Advanced operations like making the column depend on data from mismatching partitions (such as partition d depending on data from partition d+1 or d-1) or other packages is not supported via the backfill property. Furthermore tables or columns that are being renamed in the same conversion should not be accessed, as either the old or the new name may be invalid at the point the backfill function is called.

Renaming a column

Starting with the following schema:

tables/tbl.yaml:

YAML

Copy

name: tbl
columns:
  - name: sym
    description: Symbol name
    type: symbol
  - name: realTime
    description: Time
    type: timestamp
  - name: colA
    description: colA
    type: long
  - name: colB
    description: colB
    type: long

To rename colB to colC, we need to change the name in the schema from colB to colC, as well as add the oldName attribute to colC with the value of colB to ensure that SM sees this as a rename and not the deletion and addition of a column:

tables/tbl.yaml:

YAML

Copy

name: tbl
columns:
  - name: sym
    description: Symbol name
    type: symbol
  - name: realTime
    description: Time
    type: timestamp
  - name: colA
    description: colA
    type: long
  - name: colC
    description: colC
    type: long
    oldName: colB

After the conversion is finished, the schema can be updated again to remove the oldName attribute:

tables/tbl.yaml:

YAML

Copy

name: tbl
columns:
  - name: sym
    description: Symbol name
    type: symbol
  - name: realTime
    description: Time
    type: timestamp
  - name: colA
    description: colA
    type: long
  - name: colC
    description: colC
    type: long

This is in fact a necessary intermediate step if we also want to reintroduce the name colB (either by adding a new column or renaming colA). SM wouldn't allow a column named colB to be added as long as there is a column with an oldName of colB.

Renaming a table

Renaming a table works similarly to renaming a column, except we are adding the oldName attribute to the table itself.
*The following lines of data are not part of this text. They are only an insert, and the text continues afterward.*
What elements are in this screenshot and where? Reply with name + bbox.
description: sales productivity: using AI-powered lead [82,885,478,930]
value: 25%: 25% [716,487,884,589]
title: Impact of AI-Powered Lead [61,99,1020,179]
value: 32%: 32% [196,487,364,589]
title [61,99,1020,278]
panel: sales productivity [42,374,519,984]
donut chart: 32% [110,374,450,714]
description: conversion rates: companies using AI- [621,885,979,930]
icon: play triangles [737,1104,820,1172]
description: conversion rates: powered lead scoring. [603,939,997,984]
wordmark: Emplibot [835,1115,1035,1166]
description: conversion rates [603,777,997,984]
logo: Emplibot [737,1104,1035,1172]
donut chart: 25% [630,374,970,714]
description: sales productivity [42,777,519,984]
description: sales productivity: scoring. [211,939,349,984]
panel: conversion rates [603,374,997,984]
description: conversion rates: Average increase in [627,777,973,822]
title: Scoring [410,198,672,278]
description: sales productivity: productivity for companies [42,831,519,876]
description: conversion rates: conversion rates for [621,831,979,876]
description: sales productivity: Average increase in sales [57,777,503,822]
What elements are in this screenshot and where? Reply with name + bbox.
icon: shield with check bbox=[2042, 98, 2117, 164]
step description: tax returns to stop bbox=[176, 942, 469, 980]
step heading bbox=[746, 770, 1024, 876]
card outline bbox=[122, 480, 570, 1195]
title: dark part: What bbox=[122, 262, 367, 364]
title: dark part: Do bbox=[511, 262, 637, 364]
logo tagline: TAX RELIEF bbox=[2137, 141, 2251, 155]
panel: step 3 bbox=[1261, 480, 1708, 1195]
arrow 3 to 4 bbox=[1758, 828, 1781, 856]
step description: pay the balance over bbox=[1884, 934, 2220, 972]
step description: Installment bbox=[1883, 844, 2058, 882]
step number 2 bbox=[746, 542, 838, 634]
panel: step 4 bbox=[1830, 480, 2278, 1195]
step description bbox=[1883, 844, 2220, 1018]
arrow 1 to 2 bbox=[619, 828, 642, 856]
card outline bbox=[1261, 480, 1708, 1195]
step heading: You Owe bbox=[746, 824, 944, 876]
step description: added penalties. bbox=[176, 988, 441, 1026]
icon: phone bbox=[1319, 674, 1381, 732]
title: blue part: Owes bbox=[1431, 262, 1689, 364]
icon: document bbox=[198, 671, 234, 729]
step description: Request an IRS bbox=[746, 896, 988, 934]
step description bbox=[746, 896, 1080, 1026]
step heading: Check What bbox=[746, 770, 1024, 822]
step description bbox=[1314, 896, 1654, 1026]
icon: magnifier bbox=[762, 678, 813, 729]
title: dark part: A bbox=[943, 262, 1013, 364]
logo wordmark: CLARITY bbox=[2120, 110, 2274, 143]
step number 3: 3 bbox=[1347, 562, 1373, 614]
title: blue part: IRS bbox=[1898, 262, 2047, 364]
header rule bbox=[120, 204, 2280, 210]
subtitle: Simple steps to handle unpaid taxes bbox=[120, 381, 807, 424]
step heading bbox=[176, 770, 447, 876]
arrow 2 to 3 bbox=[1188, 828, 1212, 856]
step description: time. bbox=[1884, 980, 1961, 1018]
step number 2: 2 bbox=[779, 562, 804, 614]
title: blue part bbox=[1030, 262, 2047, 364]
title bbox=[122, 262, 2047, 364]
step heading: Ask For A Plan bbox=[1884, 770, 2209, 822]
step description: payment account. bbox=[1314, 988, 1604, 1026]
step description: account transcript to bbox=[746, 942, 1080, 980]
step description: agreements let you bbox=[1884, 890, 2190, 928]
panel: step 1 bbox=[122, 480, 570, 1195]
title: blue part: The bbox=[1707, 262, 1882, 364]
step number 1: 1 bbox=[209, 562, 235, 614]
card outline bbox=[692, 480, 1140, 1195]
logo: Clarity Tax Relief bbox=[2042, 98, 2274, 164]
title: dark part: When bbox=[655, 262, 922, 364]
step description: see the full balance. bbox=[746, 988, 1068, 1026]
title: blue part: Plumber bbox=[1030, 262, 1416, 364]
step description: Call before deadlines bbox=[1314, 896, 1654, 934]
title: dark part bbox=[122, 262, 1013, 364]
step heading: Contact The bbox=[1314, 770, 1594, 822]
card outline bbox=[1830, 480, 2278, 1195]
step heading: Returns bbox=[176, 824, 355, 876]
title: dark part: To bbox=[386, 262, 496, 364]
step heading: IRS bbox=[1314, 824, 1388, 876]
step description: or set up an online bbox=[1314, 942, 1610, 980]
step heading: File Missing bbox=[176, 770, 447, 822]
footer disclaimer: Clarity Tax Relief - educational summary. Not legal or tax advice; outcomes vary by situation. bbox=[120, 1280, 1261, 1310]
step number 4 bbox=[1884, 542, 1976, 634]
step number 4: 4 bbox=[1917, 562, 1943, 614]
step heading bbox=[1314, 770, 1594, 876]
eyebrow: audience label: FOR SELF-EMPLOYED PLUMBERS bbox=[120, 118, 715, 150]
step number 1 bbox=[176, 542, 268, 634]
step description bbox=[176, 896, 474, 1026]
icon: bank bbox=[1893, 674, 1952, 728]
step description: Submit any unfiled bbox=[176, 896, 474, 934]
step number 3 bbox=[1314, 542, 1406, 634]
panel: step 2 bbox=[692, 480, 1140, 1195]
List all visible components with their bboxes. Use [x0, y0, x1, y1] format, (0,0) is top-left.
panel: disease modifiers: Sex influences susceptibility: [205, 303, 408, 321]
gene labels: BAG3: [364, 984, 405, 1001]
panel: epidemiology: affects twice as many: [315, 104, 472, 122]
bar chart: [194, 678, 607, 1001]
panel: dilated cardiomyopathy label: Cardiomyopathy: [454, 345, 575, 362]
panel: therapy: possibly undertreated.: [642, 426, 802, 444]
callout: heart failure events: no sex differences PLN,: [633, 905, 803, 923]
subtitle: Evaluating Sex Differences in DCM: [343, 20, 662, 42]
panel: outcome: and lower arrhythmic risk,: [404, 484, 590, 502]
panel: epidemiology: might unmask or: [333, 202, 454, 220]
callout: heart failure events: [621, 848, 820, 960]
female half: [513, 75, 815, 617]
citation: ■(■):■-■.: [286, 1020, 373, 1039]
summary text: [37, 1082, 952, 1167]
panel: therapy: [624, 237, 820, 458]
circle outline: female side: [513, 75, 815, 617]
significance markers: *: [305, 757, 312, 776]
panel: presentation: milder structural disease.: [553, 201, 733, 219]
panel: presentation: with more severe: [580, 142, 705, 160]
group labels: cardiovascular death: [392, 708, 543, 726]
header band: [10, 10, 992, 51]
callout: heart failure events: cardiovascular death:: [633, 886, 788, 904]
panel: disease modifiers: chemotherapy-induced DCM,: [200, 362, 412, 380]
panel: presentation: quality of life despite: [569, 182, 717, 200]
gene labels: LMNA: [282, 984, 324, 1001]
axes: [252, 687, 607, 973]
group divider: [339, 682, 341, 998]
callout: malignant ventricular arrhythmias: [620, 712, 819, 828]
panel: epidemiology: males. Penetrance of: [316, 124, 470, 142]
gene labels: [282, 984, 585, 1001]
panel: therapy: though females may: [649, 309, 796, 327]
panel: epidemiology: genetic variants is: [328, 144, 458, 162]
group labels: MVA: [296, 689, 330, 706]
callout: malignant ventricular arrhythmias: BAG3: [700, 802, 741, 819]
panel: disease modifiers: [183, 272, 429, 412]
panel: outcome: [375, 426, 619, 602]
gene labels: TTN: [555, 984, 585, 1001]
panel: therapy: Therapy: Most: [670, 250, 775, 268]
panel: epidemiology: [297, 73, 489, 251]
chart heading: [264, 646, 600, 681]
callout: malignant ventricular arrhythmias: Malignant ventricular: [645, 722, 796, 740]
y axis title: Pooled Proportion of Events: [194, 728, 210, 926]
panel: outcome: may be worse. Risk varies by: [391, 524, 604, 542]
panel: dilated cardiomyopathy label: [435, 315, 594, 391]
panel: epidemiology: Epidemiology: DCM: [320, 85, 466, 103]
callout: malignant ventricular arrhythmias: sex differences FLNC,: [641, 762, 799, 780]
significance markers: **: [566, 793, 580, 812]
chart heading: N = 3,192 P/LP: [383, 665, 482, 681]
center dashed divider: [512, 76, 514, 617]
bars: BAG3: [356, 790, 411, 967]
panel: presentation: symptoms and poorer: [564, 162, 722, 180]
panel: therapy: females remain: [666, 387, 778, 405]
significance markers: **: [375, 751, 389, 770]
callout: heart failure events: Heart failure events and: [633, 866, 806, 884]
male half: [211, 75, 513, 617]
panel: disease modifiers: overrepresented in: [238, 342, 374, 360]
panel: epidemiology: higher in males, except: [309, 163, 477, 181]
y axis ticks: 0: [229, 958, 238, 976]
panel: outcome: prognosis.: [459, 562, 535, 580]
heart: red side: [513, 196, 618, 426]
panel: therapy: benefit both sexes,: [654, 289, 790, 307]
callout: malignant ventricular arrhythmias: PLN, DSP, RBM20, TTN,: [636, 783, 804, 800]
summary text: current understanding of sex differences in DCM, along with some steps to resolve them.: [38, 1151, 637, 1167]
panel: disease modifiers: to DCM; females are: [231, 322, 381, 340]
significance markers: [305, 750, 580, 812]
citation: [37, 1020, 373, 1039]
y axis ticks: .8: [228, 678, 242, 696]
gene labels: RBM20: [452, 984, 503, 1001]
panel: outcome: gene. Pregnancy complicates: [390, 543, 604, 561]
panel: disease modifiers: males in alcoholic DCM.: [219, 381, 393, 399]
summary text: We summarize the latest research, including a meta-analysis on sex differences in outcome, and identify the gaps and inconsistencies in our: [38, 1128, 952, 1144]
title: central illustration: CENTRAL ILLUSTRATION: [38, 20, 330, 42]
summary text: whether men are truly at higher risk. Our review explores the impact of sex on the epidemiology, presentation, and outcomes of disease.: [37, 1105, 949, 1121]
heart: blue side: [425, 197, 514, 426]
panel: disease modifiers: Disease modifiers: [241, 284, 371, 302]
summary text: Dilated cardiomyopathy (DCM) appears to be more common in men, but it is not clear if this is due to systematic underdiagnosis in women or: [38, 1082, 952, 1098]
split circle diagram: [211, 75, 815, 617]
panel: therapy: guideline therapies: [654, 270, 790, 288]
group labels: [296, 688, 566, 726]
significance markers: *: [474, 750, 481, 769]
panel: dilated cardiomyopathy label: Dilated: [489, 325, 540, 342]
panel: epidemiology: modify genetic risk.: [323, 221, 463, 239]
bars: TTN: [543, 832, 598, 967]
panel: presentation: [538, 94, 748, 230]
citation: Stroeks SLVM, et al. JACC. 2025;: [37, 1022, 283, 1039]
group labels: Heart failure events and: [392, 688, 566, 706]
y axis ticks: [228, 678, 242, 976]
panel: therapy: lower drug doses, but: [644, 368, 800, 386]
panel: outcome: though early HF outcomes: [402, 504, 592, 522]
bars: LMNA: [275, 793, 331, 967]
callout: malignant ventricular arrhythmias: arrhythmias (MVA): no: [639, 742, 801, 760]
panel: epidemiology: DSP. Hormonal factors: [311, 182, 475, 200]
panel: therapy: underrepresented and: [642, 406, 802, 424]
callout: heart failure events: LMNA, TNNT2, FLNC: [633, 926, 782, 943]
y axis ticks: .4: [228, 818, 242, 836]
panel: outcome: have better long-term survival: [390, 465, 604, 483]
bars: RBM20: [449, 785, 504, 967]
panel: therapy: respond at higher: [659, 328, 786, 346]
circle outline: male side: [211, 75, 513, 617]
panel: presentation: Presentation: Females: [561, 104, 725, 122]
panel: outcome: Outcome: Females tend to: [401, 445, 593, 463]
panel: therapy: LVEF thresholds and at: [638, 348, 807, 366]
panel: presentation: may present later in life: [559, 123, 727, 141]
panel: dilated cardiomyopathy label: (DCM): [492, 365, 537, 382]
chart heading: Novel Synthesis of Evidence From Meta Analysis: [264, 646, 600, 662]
Starting from the following schema:

tables/tbl.yaml:

YAML

Copy

name: tbl
description: Example table
type: partitioned
blockSize: 10000
prtnCol: realTime
sortColsOrd: sym
sortColsDisk: sym
columns:
  - name: sym
    description: Symbol name
    type: symbol
  - name: realTime
    description: Time
    type: timestamp
  - name: colA
    description: colA
    type: long
  - name: colB
    description: colB
    type: long

To rename tbl to tbl2, we need to change the file name and the name in the schema from tbl to tbl2, as well as add the oldName attribute to tbl2 with a value of tbl to ensure that SM sees this as a rename and not the deletion and addition of a table:

tables/tbl2.yaml:

YAML

Copy

name: tbl2
description: Example table
type: partitioned
blockSize: 10000
prtnCol: realTime
sortColsOrd: sym
sortColsDisk: sym
oldName: tbl
columns:
  - name: sym
    description: Symbol name
    type: symbol
  - name: realTime
    description: Time
    type: timestamp
  - name: colA
    description: colA
    type: long
  - name: colB
    description: colB
    type: long

Once the conversion is done we can remove the oldName attribute.

Enabling encryption

YAML

Copy

dbSettings:
  encryption:
    encryptAll: true

See the database docs for details.

Known issues

In version earlier than 1.4, DAPs could load the database while conversion was in progress resulting in errors. After 1.4, DAPs now wait until the conversion is complete before connecting to SM.